Monday, November 2, 2020

When does a party waive her objection to an untimely Rule 50/59 motion?

It took the Court of Appeals two years to decide this Title VII sexual harassment claim. One reason for that may have been the threshold procedural questions that the Court had to resolve before it reached the merits of the appeal. These procedural issues may be snoozeville for some readers, but they are important for federal practitioners.

The case is Legg v. County of Ulster, issued on October 29. I argued this appeal in September 2018. It was a different world. There was no pandemic, the mid-term elections hadn't happened yet, and oral argument day was the same day that the Senate took up the Brett Kavanaugh case. That was two Supreme Court appointments ago.

I will discuss issue number 1 in this blog post. The second issue will arrive tomorrow. Issue number 1 is: when does a party waive her objection to her opponent's failure to comply with the 28-day deadline to file post-trial motions? It's not like I am trying to persuade you to continue reading, but while this issue is a little dry, this really is an important issue if you try cases in federal court. Once the jury enters a verdict and the trial court issues a judgment, if the losing party wants to file a motion to vacate the verdict outright under Rule 50 or demand a new trial under Rule 59, he has to file that motion in 28 days. In 2016, when this case first reached the Second Circuit, the Court of Appeals said for the first time that the 28-day deadline is not jurisdictional but a claim-processing rule that still must be followed. Jurisdiction deadlines (those which are created by Congress) cannot be waived. Claim-processing deadlines (those which are created by the courts) can be waived. But if the moving party files the motion too late, the deadline is not self-enforcing. The trial court can deny the motion as untimely if the other party objects to his adversary's untimely filing. But that objection can be waived if you don't raise it in time. In that decision, reported at 820 F.3d 67 (2d Cir. 2020), the Court of Appeals remanded this case to the Northern District of New York to determine if the plaintiff had waived her objection to the County's untimely post-trial motion to vacate the favorable sexual harassment verdict.
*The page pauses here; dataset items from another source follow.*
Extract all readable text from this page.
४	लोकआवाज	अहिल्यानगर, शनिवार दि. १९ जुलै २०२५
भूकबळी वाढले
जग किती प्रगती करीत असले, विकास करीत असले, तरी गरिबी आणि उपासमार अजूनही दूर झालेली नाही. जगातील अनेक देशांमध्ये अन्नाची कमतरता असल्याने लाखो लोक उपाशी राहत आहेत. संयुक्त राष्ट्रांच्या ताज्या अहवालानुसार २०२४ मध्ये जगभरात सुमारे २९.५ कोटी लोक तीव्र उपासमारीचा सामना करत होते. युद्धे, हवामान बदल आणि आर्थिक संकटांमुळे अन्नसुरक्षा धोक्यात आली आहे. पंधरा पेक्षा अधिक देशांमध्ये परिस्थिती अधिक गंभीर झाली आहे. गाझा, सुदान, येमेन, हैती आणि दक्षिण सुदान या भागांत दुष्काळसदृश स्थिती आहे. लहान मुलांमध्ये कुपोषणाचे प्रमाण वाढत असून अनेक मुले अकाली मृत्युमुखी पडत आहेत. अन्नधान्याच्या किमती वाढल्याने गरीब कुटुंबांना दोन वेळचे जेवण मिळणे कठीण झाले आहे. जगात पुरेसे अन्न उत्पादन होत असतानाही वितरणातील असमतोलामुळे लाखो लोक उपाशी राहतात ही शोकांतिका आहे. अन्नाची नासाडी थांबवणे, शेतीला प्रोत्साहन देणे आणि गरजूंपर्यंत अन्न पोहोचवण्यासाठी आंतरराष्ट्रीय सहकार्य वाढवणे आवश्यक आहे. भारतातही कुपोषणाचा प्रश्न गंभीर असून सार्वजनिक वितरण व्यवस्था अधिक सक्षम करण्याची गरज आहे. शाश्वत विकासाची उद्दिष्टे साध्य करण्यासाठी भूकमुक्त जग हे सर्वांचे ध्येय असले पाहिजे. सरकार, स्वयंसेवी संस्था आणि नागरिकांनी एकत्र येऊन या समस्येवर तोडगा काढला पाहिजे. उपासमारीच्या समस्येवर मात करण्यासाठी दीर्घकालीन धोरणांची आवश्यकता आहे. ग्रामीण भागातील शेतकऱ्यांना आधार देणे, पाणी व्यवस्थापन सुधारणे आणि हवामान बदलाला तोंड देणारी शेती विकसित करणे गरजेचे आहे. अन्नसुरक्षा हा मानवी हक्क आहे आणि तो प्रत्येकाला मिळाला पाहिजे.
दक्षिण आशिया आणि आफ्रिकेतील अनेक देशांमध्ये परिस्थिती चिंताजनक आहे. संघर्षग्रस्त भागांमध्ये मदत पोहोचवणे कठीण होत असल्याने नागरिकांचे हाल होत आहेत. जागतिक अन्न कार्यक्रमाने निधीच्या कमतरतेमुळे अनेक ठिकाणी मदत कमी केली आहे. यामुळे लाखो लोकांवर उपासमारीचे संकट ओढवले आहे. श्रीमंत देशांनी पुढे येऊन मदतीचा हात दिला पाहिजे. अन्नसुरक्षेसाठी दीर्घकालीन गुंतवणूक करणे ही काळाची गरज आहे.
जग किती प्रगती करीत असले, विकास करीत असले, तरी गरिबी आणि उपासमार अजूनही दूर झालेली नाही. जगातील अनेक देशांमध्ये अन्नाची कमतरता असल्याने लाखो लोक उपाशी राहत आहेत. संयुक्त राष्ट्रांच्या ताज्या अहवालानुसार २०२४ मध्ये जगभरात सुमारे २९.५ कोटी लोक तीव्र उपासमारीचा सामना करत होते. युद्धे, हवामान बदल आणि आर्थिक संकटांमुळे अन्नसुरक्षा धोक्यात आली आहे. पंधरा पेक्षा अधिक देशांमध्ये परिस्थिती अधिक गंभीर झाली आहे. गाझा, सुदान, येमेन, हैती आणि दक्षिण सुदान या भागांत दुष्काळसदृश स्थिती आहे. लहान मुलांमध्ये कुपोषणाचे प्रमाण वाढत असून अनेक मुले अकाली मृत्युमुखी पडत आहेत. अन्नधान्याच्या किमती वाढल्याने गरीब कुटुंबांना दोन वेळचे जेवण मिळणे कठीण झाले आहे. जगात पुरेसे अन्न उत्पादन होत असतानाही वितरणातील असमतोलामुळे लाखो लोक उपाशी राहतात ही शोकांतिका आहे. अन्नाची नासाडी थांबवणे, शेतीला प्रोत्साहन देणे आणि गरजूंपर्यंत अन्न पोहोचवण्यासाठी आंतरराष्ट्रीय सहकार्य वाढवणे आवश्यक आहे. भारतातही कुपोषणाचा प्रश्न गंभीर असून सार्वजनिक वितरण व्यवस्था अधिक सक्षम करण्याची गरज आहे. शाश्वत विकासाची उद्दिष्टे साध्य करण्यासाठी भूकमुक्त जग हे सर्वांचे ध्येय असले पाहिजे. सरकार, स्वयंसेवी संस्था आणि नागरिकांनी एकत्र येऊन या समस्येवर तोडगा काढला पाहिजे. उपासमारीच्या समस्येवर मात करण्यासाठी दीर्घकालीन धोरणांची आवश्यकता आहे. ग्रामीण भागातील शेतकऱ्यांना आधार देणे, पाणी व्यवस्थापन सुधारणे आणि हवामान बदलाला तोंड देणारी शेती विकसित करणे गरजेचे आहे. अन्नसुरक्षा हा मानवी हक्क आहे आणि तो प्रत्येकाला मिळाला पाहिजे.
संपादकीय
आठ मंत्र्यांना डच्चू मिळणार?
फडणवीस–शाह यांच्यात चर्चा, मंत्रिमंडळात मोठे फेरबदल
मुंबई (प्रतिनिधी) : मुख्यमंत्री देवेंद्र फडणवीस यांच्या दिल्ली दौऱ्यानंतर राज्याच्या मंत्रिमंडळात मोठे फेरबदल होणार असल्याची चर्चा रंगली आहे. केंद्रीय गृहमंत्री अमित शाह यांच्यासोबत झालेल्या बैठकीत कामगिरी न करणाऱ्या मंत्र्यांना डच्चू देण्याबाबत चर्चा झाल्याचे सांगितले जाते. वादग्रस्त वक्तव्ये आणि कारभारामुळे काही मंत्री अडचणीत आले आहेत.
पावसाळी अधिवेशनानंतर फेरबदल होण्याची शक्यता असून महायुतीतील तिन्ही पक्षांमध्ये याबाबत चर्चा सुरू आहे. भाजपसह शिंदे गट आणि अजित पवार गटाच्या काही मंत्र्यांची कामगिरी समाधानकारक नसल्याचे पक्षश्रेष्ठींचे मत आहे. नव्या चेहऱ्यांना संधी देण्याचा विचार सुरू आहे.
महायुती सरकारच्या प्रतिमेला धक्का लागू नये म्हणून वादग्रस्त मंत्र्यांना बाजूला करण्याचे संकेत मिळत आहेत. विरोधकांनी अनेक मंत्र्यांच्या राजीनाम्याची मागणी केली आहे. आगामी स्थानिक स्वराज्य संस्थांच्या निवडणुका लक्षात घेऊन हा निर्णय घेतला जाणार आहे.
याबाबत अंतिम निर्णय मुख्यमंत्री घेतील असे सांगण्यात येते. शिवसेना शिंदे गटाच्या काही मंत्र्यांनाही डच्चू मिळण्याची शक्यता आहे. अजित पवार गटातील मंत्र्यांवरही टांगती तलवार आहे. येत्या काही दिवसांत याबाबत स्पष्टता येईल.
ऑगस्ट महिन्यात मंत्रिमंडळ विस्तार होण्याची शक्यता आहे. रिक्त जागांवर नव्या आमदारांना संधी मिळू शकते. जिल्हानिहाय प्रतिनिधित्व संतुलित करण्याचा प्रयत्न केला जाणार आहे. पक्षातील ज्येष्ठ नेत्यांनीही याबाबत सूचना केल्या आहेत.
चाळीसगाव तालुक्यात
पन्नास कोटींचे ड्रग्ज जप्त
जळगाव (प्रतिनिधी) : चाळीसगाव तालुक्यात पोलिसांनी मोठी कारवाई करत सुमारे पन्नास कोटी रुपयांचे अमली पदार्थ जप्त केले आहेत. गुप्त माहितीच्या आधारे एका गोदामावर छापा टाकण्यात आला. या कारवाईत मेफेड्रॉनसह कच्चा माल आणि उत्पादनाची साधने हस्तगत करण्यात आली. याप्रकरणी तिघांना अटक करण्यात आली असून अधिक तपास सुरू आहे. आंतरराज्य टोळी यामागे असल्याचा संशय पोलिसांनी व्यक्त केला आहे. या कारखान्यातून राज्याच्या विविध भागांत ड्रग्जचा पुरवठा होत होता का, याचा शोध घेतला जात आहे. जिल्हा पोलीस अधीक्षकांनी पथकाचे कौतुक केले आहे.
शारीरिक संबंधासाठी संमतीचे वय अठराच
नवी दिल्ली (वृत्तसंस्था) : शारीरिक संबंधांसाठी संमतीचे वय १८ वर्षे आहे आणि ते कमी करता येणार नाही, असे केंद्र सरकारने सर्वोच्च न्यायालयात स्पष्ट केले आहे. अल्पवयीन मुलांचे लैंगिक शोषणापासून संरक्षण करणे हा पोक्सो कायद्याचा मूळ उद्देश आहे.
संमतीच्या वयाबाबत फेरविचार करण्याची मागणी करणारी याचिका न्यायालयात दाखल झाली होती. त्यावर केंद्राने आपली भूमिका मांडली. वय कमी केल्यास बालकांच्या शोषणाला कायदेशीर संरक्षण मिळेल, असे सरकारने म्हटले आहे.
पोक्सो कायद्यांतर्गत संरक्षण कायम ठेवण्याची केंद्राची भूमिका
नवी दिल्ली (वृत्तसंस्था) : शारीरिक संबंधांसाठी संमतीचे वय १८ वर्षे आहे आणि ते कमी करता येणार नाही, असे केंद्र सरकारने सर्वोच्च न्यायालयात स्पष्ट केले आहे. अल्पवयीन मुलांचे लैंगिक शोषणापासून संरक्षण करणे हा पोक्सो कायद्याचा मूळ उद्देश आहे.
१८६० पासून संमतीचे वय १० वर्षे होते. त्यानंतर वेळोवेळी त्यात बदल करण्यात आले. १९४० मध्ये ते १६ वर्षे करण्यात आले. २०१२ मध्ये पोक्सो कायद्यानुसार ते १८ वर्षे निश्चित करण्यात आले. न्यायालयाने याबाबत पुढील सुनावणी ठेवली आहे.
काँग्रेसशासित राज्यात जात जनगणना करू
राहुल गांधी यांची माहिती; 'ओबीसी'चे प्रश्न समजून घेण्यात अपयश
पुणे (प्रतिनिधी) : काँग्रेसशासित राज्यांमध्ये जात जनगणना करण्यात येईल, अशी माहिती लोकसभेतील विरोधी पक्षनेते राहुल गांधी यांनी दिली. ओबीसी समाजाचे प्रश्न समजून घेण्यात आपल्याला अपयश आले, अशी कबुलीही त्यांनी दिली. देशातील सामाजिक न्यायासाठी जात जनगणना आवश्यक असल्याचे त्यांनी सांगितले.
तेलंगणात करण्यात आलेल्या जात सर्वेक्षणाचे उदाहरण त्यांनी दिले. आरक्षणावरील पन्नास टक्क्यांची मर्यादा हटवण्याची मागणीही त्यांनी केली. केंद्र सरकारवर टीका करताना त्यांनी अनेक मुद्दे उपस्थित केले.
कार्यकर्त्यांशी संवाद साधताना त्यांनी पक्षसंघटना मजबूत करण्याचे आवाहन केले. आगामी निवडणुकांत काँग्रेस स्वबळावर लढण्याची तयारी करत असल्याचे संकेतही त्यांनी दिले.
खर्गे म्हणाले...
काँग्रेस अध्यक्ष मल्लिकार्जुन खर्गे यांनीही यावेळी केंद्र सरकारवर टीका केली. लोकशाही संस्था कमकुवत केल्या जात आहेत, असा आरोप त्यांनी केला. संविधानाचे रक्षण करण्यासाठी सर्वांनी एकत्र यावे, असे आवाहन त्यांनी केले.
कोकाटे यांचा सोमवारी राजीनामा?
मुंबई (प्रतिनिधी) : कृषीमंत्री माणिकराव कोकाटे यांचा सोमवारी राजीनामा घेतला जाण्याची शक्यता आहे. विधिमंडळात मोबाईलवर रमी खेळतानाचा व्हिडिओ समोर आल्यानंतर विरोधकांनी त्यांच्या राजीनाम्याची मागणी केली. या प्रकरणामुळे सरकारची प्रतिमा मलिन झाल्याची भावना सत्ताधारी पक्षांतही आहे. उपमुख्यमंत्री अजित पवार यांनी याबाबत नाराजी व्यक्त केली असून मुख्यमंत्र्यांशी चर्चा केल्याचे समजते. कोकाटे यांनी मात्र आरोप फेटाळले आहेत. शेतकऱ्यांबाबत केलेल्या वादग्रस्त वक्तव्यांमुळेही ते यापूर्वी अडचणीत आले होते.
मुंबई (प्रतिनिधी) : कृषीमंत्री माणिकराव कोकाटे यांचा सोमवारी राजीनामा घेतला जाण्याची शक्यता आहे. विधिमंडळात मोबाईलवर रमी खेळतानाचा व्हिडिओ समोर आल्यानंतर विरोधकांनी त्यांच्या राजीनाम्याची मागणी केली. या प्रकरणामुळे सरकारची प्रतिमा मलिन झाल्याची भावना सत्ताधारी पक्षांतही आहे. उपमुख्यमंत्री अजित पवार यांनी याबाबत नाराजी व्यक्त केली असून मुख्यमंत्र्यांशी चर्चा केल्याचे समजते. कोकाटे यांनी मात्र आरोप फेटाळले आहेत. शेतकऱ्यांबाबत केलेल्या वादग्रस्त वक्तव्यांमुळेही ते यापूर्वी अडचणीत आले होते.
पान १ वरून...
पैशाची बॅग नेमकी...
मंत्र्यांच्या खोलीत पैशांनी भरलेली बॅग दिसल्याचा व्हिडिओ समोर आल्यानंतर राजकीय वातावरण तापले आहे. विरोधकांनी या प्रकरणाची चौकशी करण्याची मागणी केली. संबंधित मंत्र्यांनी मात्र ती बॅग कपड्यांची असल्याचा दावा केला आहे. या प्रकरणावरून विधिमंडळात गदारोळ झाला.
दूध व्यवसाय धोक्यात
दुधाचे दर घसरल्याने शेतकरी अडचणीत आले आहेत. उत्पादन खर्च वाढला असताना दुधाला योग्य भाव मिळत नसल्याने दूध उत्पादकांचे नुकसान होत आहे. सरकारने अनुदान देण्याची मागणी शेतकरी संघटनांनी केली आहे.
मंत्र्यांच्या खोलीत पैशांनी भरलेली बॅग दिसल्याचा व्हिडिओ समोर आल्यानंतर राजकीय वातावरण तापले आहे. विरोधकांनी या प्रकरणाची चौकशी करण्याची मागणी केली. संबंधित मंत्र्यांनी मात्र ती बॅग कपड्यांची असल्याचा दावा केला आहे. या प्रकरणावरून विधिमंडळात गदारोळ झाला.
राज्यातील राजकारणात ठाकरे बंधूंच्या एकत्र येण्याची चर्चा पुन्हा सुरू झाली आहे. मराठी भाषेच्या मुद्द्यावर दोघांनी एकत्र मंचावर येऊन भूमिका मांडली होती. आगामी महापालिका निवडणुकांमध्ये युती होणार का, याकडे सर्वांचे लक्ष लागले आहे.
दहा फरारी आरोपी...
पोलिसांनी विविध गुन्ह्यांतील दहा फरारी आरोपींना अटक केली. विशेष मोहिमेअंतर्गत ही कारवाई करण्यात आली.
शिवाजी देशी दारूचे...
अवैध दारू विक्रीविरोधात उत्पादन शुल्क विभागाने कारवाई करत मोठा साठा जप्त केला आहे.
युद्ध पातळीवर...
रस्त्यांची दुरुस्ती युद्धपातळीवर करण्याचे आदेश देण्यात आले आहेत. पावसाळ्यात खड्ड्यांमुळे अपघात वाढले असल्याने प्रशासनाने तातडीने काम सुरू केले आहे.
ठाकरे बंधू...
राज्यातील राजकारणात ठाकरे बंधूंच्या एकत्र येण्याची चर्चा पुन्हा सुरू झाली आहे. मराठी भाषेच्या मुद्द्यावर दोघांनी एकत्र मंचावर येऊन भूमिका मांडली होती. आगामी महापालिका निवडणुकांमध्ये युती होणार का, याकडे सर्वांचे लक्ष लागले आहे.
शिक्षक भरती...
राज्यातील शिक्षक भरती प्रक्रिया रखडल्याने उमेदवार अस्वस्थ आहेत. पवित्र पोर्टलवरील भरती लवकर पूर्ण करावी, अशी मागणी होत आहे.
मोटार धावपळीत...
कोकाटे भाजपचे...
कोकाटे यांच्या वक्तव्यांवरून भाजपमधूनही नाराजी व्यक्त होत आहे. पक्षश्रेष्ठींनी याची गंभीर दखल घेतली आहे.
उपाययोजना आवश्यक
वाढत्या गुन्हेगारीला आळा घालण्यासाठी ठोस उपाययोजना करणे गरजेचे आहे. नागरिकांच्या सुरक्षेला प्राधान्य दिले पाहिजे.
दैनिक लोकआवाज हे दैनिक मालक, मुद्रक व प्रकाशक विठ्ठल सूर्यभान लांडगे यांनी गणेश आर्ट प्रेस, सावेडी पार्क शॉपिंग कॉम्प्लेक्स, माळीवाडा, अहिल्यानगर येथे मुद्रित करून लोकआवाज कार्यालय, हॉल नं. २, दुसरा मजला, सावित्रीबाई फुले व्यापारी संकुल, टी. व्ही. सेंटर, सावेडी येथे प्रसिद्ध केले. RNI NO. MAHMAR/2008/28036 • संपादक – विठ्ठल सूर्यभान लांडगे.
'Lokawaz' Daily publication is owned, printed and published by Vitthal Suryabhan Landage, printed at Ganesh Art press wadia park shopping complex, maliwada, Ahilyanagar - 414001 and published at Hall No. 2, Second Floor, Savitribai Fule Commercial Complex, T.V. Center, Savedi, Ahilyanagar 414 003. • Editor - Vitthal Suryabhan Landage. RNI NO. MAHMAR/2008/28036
This issue arose because, when the jury entered its verdict in August 2014, before the parties left the courtroom, the judge discussed the schedule for post-trial motions. The court gave the county's attorney two weeks after receipt of the trial transcript to file the motion. Plaintiff's counsel was OK with that schedule. No one objected. On its face, that schedule did not violate the 28-day rule, since the transcripts could have arrived within 28 days. But they did not; they arrived after the 28-day deadline had expired. When the County filed its post-trial motions under Rules 50/59, the trial court denied them right away, holding that they were untimely and the deadline was a jurisdictional rule that could not be extended even if the judge had proposed the extension and no one had objected. That was the rule at the time in the Second Circuit. The County appealed from that ruling and, in the 2016 decision, the Second Circuit said this is actually not a jurisdictional rule and that plaintiff's counsel may have waived the objection to the untimely deadline. On remand, the district court said that plaintiff's counsel had constructively waived that objection by remaining silent when the trial judge set forth the schedule.

The Second Circuit (Hall, Carney and Lynch) writes, "we now clarify the circumstances under which a litigant may fairly be deemed to have forfeited such an objection to timeliness." It rules that plaintiff's counsel forfeited the objection. "When a district court grants such an extension and a party has an opportunity to objected contemporaneously with the extension's grant, a party forfeits any objection to the timeliness of the motions by failing to do so at the time." This is so even if the court proposes the extension, or whether the opposing party requested it. The Second Circuit declines to follow the rule set out in Dill v. General American Life Ins., 525 F.3d 612 (8th Cir. 2008), which holds that the nonmoving party's objection is not untimely when he asserts it before the district court issues a ruling on the merits. Under Dill, you can make the objection in your brief in opposition to to the untimely post-trial motion, which is what the plaintiff did in Legg v. County of Ulster. While the plaintiff in Legg may not have knowingly waived her right to make a timeliness objection, since there was no way of knowing when the transcripts would arrive, the Court of Appeals still finds that plaintiff waived her right to object.

Even if plaintiff waived her objection, however, it did not affect the merits of the County's sexual harassment appeal, as the Second Circuit holds that the jury had a basis to find in plaintiff's favor on that claim. That's the same result as if the Court of Appeals had ruled the post-trial motion was untimely and therefore a nullity. What the waiver did accomplish was allow the trial court to reduce the damages award from $200,000 to $75,000 for pain and suffering. I discuss all of that in this blog post.